To delete a factor value, check its box and click the ‘delete’ button. You will be asked to confirm. Any associations that factor value had with samples will be erased as well.
More detail on setting values
Factor values can be complicated, but for most purposes you can follow a simple approach. Enter a value such as “liver” or “drug” (or “control group”). When you type in the value field, you will be given suggestions for words to use. Words in bold are ones that already appear in our system (and so might be good to use). Words in green are from formal ontologies (and so might also be good to use). Words that are in bold green are even more preferred. But if you don’t see the term you want, just type one in.
Once you’ve found the term you want, click ‘save’ to apply your changes.
Advanced: Things can be complicated if you want to describe your factor values using ontology terms, which we encourage you to do, but you don’t need to.
Say you want to express the idea of “asprin 1mg/kg”. Obviously there won’t be a single ontology term to match that. The idea is that rather than supplying a free text description “asprin 1mg/kg” you would break this down into two characteristics: one for the drug “asprin” and one for the dose (in principle you would want to separate the dose value from the unit, but that’s beyond the scope of this tool).
You can add additional characteristics to a factor value by using the lower half of the toolbar which says “Add characteristic to: “.
This is done exclusively through the “Sample details” tab. This tab shows a table of the samples in your study, with columns for each factor (if this doesn’t show up correctly, make sure you saved your factors and factor values, and/or refresh the page).
The basic idea is to fill in the table. This can be done one field at a time (slow, but useful for corrections) or in bulk.
Whichever method you use, you must click ‘save’ to make your changes permanent. Until this is done, changed items in the table are marked with a little red triangle. Don’t forget to click “save” before navigating away! You can also click ‘undo’ to set things back – but not after you click ‘save’.
- Select the factor and factor value you want to apply from the toolbar.
- Select the rows of the table you want to change (using click+shift or click+ctrl to select multiple rows)
- Click the “apply” button.
- Click “save” to make the changes permanent.
(Steps 1 and 2 can be done in the reverse order, it doesn’t matter.)
- What do I do if I make a mess and want to start over?
- I had two drugs I used in the experiment, should I define two factors or just one?
- How do I represent missing data?
Simply delete all the experimental factors to get a ‘clean slate’.
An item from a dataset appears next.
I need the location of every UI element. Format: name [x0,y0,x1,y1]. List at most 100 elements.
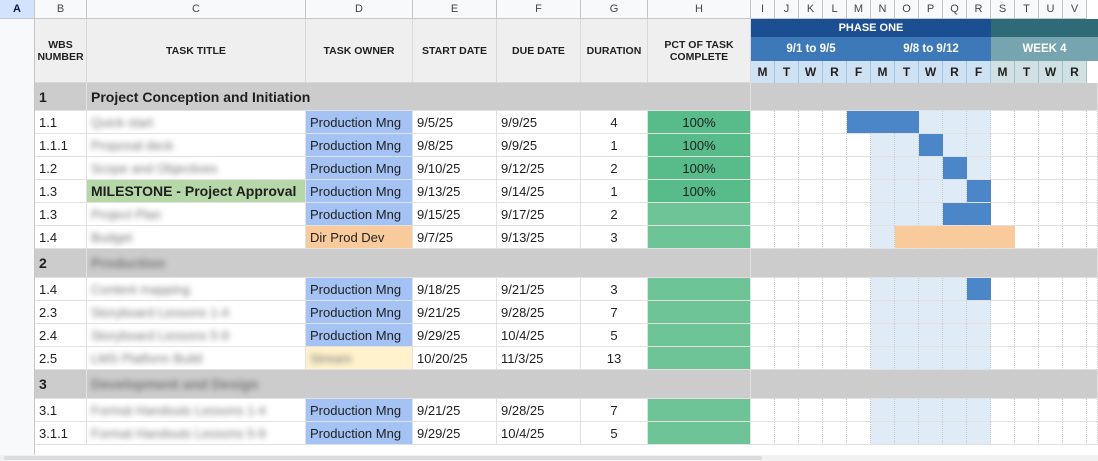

It depends on whether you used them independently or in combination. If you used them one at a time, use a single factor with a level for each drug (and control if you have one).
If you combined them in different ways, you might need two factors. For example, if you tried drugs A and B and you want to know if they interact in some way, you need two factors and four experimental blocks altogether: A, B, AB and control (no drug). If you consider A, B and A+B as just three different treatments, probably one factor makes sense. It depends on the intent of the experiment and how it was designed in the first place.
Just leave it blank in the Sample Details table. Don’t define a factor value like “missing” or “NA”.